Joint Motion Correction and Super Resolution for Cardiac Segmentation via Latent Optimisation

Wang S, Qin C, Savioli N, Chen C, O'Regan DP, Cook S, Guo Y, Rueckert D, Bai W (2021)


Publication Type: Conference contribution

Publication year: 2021

Journal

Publisher: Springer Science and Business Media Deutschland GmbH

Book Volume: 12903 LNCS

Pages Range: 14-24

Conference Proceedings Title: Lecture Notes in Computer Science (including subseries Lecture Notes in Artificial Intelligence and Lecture Notes in Bioinformatics)

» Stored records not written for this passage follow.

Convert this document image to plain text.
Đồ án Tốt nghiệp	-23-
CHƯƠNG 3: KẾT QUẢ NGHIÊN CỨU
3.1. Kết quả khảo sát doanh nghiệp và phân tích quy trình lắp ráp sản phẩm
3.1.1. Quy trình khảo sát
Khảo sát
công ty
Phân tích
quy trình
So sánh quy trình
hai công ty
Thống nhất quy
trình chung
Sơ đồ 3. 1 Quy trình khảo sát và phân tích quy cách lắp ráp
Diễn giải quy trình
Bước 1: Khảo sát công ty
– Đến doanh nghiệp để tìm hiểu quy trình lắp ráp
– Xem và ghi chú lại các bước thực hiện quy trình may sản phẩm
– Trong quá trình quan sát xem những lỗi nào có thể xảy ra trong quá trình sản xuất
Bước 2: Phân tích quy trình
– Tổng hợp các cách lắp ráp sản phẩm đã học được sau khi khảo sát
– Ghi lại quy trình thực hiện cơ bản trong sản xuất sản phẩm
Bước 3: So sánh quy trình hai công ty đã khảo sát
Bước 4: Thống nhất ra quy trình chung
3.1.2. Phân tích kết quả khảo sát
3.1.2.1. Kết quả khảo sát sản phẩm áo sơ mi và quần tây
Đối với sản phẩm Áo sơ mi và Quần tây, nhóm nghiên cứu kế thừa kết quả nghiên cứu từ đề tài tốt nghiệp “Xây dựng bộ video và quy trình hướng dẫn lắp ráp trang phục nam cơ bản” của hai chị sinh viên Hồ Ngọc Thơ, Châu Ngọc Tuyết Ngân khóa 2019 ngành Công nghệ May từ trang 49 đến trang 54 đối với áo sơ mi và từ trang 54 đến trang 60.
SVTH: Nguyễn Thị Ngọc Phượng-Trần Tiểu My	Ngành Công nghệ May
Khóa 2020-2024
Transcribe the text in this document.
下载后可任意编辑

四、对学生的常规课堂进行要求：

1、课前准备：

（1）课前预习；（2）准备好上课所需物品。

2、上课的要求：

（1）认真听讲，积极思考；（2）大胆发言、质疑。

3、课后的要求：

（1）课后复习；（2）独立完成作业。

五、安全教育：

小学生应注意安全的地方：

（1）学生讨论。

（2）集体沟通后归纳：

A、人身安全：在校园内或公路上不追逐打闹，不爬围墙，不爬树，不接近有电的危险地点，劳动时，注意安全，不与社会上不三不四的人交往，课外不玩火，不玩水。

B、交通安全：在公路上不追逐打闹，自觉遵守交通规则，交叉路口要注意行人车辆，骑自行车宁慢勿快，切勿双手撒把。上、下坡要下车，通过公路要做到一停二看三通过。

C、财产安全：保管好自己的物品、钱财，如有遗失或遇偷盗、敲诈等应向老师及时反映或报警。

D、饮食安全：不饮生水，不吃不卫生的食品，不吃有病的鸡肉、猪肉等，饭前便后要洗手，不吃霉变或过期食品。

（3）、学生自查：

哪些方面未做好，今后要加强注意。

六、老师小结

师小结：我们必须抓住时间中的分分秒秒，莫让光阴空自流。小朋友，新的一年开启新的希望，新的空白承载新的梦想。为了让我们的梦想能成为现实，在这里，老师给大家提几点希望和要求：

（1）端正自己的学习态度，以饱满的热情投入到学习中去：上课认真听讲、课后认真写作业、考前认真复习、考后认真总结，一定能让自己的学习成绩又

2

Event location: Virtual, Online

ISBN: 9783030871987

DOI: 10.1007/978-3-030-87199-4_2

Abstract

In cardiac magnetic resonance (CMR) imaging, a 3D high-resolution segmentation of the heart is essential for detailed description of its anatomical structures. However, due to the limit of acquisition duration and respiratory/cardiac motion, stacks of multi-slice 2D images are acquired in clinical routine. The segmentation of these images provides a low-resolution representation of cardiac anatomy, which may contain artefacts caused by motion. Here we propose a novel latent optimisation framework that jointly performs motion correction and super resolution for cardiac image segmentations. Given a low-resolution segmentation as input, the framework accounts for inter-slice motion in cardiac MR imaging and super-resolves the input into a high-resolution segmentation consistent with input. A multi-view loss is incorporated to leverage information from both short-axis view and long-axis view of cardiac imaging. To solve the inverse problem, iterative optimisation is performed in a latent space, which ensures the anatomical plausibility. This alleviates the need of paired low-resolution and high-resolution images for supervised learning. Experiments on two cardiac MR datasets show that the proposed framework achieves high performance, comparable to state-of-the-art super-resolution approaches and with better cross-domain generalisability and anatomical plausibility. The codes are available at https://github.com/shuowang26/SRHeart.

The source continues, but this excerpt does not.